Do I just put Blank if there are no more entries to be made but the program is asking for more?
No. Please don't. Go to the garbage can in the icon row above. Click on it and tell it to delete all blank entries. Mind if you have typed anything in the default extra entries then either delete what you typed or delete each entry alone but make sure you are on that entry so it deletes to correct one.2
@annewandering . I agree. But, look at the example found by following the link below from the US, Minnesota, Brown County—Obituaries, 1855–1990 Project Instructions (What to Remember…). There they instruct us to use Ctrl+Shift+B to put <Blank> indicators into those extra empty entries.
Here is the pertinent section.
Also, I believe that the Web Indexing System automatically deletes <Blank>ed Entries. Maybe this example is a bit outdated.0
I had this problem on enlistment rolls, it automatically puts 40 entries, to fill out and sometimes there are far fewer. Just index whats there, then delete the blank entries. Do not go through each of them and put <BLANK> in every field. Its a newbie mistake and its a pain to delete them one by one. (they no longer count as blank entries because they are now filled with a <BLANK>.)2
The trashcan icon, when used with the option "all blank entries" and "Delete," will delete both empty entries and those that are filled partially or wholly with Ctrl+B (<Blank>) values. Only if there is a non-(<Blank>) value in one of its fields will an entry fail to be deleted.0
"According to the Project Instructions on This Project, under What to Remember about This Project, bullet point 4 tells us:
'Images may show multiple records. You may need to add or delete entries in the data entry area to index all of the records on a document or remove any unused entries.' "
It is always wise to check the individual Project Instructions and Field Help for the instructions for that particular project. They do vary and they do get updated on occasion.
The example you posted is outdated. This is the current general guideline: note: it does not address the blank entry issue.
"Use the guidelines below to index obituaries and other documents that include death information.
- Read the project instructions, field helps, and other training materials.
- Read the entire obituary before indexing any names. Reading the entire obituary helps you know what information is available.
- Index all documents that give death information. Obituary collections can include a variety of death notices, such as traditional obituaries, estate sale notices, reports of unidentified bodies being found or car accidents, and various kinds of newspaper articles. If documents contain death information, please index them unless the project instructions say not to.
- Index the information about the deceased person first.
- Many obituaries do not include an exact death date. Do not try to determine the date meant by statements such as “He died last Wednesday.” If a death date is not stated, you typically should use the most recent date on the document other than a birth date.

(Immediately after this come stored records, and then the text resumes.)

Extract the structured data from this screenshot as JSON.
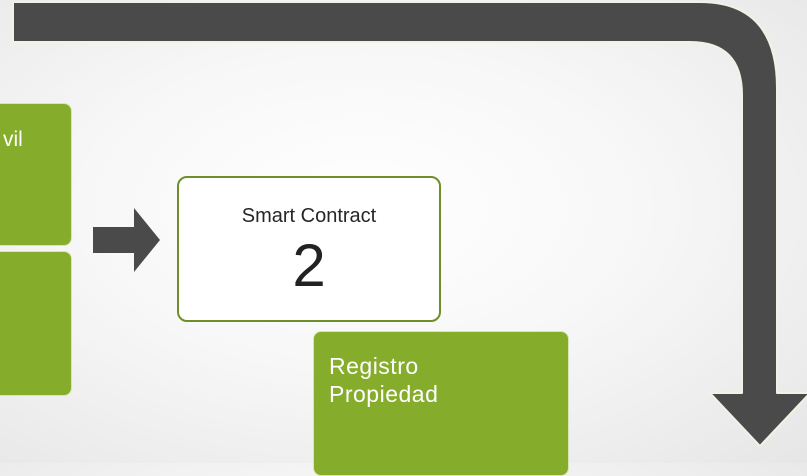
{
  "diagram": {
    "boxes": {
      "left_top": {
        "text": "vil"
      },
      "left_bottom": {
        "text": ""
      },
      "smart_contract": {
        "title": "Smart Contract",
        "number": "2"
      },
      "registro": {
        "line1": "Registro",
        "line2": "Propiedad"
      }
    },
    "colors": {
      "green": "#86ac2c",
      "green_border": "#6e8e2a",
      "arrow": "#4a4a4a",
      "background": "#f4f4f4"
    }
  }
}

- Index only place-names, such as towns, counties, states, or countries, that were mentioned in the document. Do not assume a place, and do not index locations such as “Galion Community Home” or assume that the community home is in a city called “Galion.”
- Index the names of all individuals, including nonrelatives, unless the project instructions say otherwise. If a name includes the name of a spouse or is given with the name of a spouse, index both names as separate entries in the data entry area. For example, if an obituary lists “Mrs. Ben (Mary) Wilson” as a surviving daughter, index an entry in the data entry area for “Mrs Mary Wilson” and then one for “Ben Wilson.” If the obituary instead uses “Mrs. Ben Wilson,” index an entry only for “Mrs Ben Wilson.”

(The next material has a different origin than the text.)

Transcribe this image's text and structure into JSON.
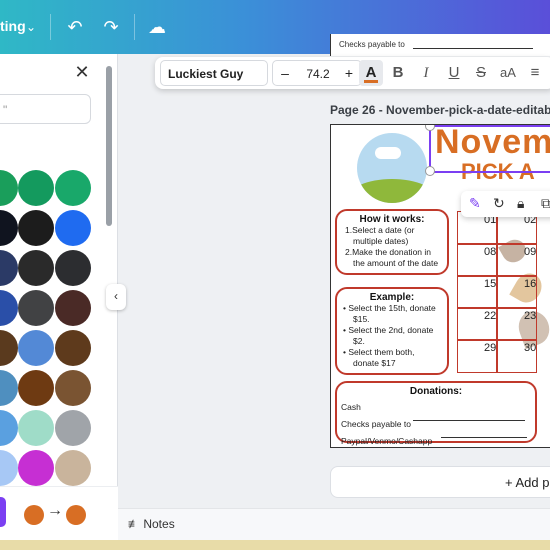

- Add entries in the data entry area as needed to index all the names on the document. Index each name on the documents as an individual entry in the data entry area.
- Index the names of relatives and nonrelatives in the order the names appear.
- Select the closest relationship from the relationship list. For example, if a record identifies a relative as a stepson or adopted son, index him as a son. Consider how that individual would appear on a family tree, and index him or her in that way.
- See additional instruction for how to index information about multiple deceased individuals in a single death notice."